Image: Phillip Harwood
John Amis  /  AP
Phillip Harwood, the hit man who admitted killing James Sullivan's wife, addresses Sullivan in Atlanta on Monday.
updated 3/10/2006 4:47:19 PM ET 2006-03-10T21:47:19

A jury Friday convicted a millionaire of murder for hiring a hit man to kill his socialite wife 19 years ago because he feared losing money and a Florida mansion in the couple’s divorce.

The jury of three men and nine women took a little more than four-and-a-half hours to find James Sullivan guilty of arranging the fatal shooting of Lita Sullivan, his 35-year-old second wife, on Jan. 16, 1987.

Prosecutors are seeking the death penalty. A sentencing hearing will occur later.

The victim was shot to death on the doorstep of her Atlanta town house by a man carrying a dozen long-stemmed pink roses.

The murder occurred the same day a hearing was scheduled to discuss property distribution in the divorce.

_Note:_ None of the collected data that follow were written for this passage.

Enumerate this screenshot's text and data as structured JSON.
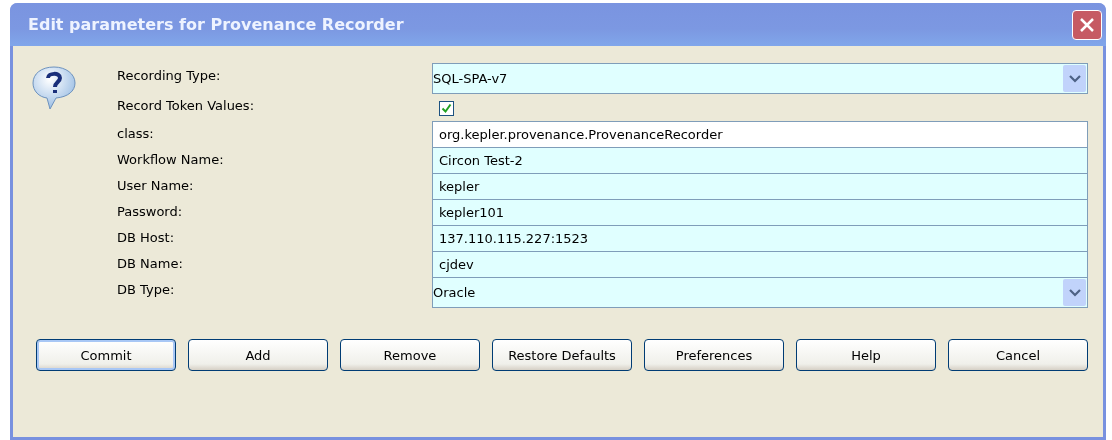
{
  "window": {
    "title": "Edit parameters for Provenance Recorder"
  },
  "params": [
    {
      "label": "Recording Type:",
      "kind": "combo",
      "value": "SQL-SPA-v7"
    },
    {
      "label": "Record Token Values:",
      "kind": "checkbox",
      "checked": true
    },
    {
      "label": "class:",
      "kind": "plain",
      "value": "org.kepler.provenance.ProvenanceRecorder"
    },
    {
      "label": "Workflow Name:",
      "kind": "text",
      "value": "Circon Test-2"
    },
    {
      "label": "User Name:",
      "kind": "text",
      "value": "kepler"
    },
    {
      "label": "Password:",
      "kind": "text",
      "value": "kepler101"
    },
    {
      "label": "DB Host:",
      "kind": "text",
      "value": "137.110.115.227:1523"
    },
    {
      "label": "DB Name:",
      "kind": "text",
      "value": "cjdev"
    },
    {
      "label": "DB Type:",
      "kind": "combo",
      "value": "Oracle"
    }
  ],
  "buttons": [
    {
      "label": "Commit",
      "focused": true
    },
    {
      "label": "Add",
      "focused": false
    },
    {
      "label": "Remove",
      "focused": false
    },
    {
      "label": "Restore Defaults",
      "focused": false
    },
    {
      "label": "Preferences",
      "focused": false
    },
    {
      "label": "Help",
      "focused": false
    },
    {
      "label": "Cancel",
      "focused": false
    }
  ]
}
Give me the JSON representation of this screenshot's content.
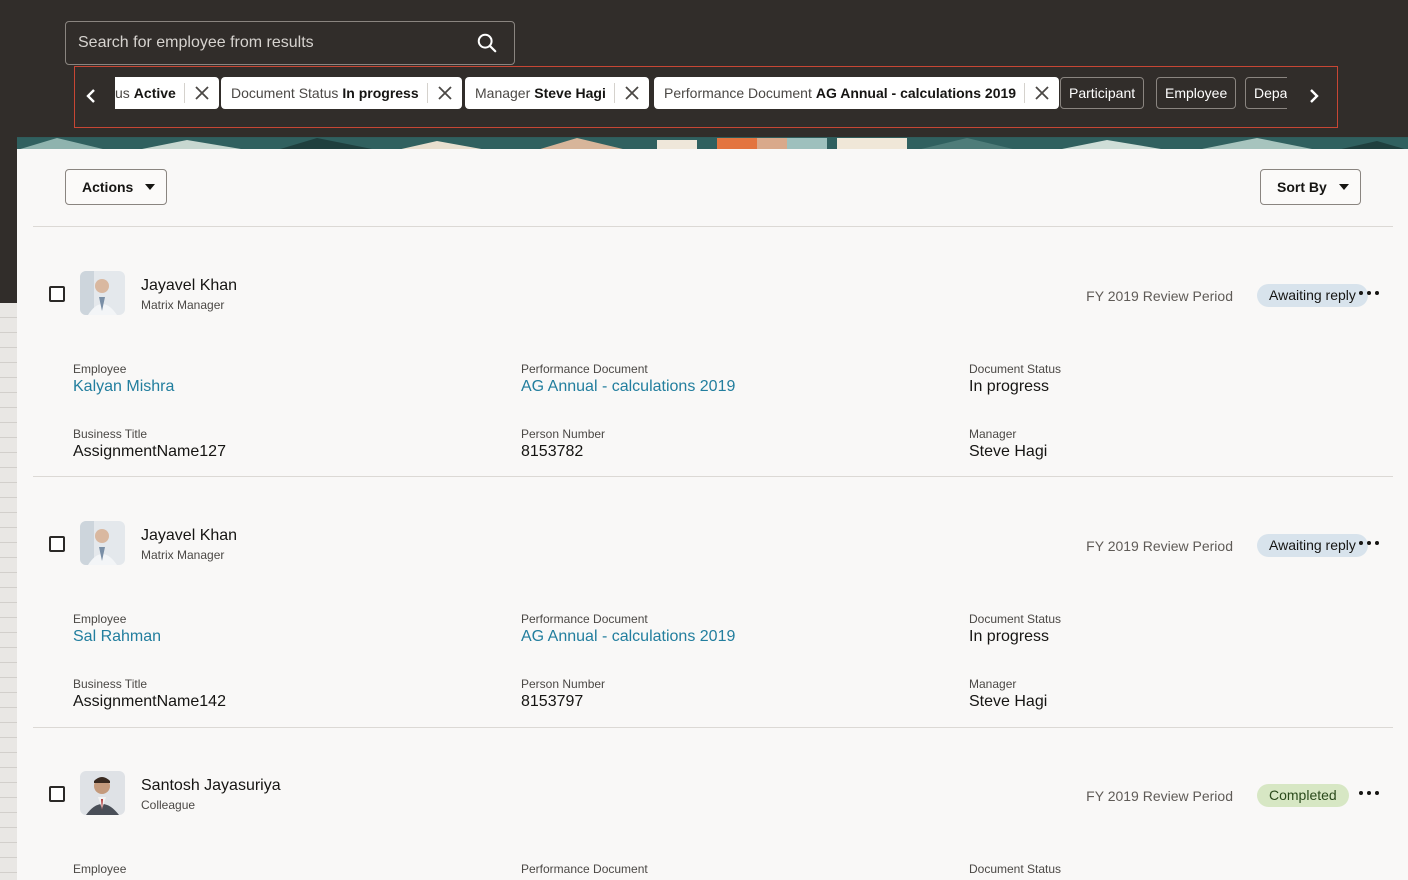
{
  "search": {
    "placeholder": "Search for employee from results"
  },
  "filters": {
    "applied": [
      {
        "label": "Assignment Status",
        "value": "Active",
        "visible_label": "us"
      },
      {
        "label": "Document Status",
        "value": "In progress"
      },
      {
        "label": "Manager",
        "value": "Steve Hagi"
      },
      {
        "label": "Performance Document",
        "value": "AG Annual - calculations 2019"
      }
    ],
    "facets": [
      "Participant",
      "Employee",
      "Depa"
    ]
  },
  "toolbar": {
    "actions_label": "Actions",
    "sort_label": "Sort By"
  },
  "labels": {
    "employee": "Employee",
    "performance_document": "Performance Document",
    "document_status": "Document Status",
    "business_title": "Business Title",
    "person_number": "Person Number",
    "manager": "Manager"
  },
  "cards": [
    {
      "participant": "Jayavel Khan",
      "role": "Matrix Manager",
      "period": "FY 2019 Review Period",
      "status": "Awaiting reply",
      "employee": "Kalyan Mishra",
      "document": "AG Annual - calculations 2019",
      "doc_status": "In progress",
      "business_title": "AssignmentName127",
      "person_number": "8153782",
      "manager": "Steve Hagi"
    },
    {
      "participant": "Jayavel Khan",
      "role": "Matrix Manager",
      "period": "FY 2019 Review Period",
      "status": "Awaiting reply",
      "employee": "Sal Rahman",
      "document": "AG Annual - calculations 2019",
      "doc_status": "In progress",
      "business_title": "AssignmentName142",
      "person_number": "8153797",
      "manager": "Steve Hagi"
    },
    {
      "participant": "Santosh Jayasuriya",
      "role": "Colleague",
      "period": "FY 2019 Review Period",
      "status": "Completed"
    }
  ],
  "colors": {
    "header_bg": "#312d2a",
    "link": "#227e9e",
    "awaiting_badge": "#d8e3ec",
    "completed_badge": "#d7e7c4",
    "highlight_border": "#c74634"
  }
}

Sullivan, 64, a Boston native who was once one of the FBI’s most wanted fugitives, was captured in Thailand in 2002, four years after taking off on an intercontinental run around the time he was indicted on state murder charges in 1998.

He was extradited to the United States in 2004 to face a second trial on charges stemming from the murder. Federal charges that accused him of interstate use of a telephone to set up the murder were thrown out at trial in 1992. The Georgia Supreme Court ruled that double jeopardy did not prevent Sullivan from being tried again in state court.

Gunman admitted killing woman
Prosecutors said Sullivan paid Phillip Harwood, a trucker who once moved some furniture for him to Palm Beach, was paid $25,000 to kill his wife. Harwood, 55, of Albemarle, N.C., is serving a 20-year sentence for manslaughter after pleading guilty and admitting he killed Mrs. Sullivan, but on the stand Monday he denied being the triggerman.

In closing arguments Thursday, a prosecutor placed a doorbell in front of jurors to show how easy he said it was for the hit man to get the victim’s attention.

Clint Rucker rang the doorbell twice, then told jurors the evidence presented during two weeks of testimony that Sullivan arranged the murder was overwhelming.

But defense lawyer Ed Garland said in his closing argument that Harwood’s testimony was a mockery, and he noted all prosecutors presented was circumstantial evidence.

The trial started with jury selection on Jan. 5.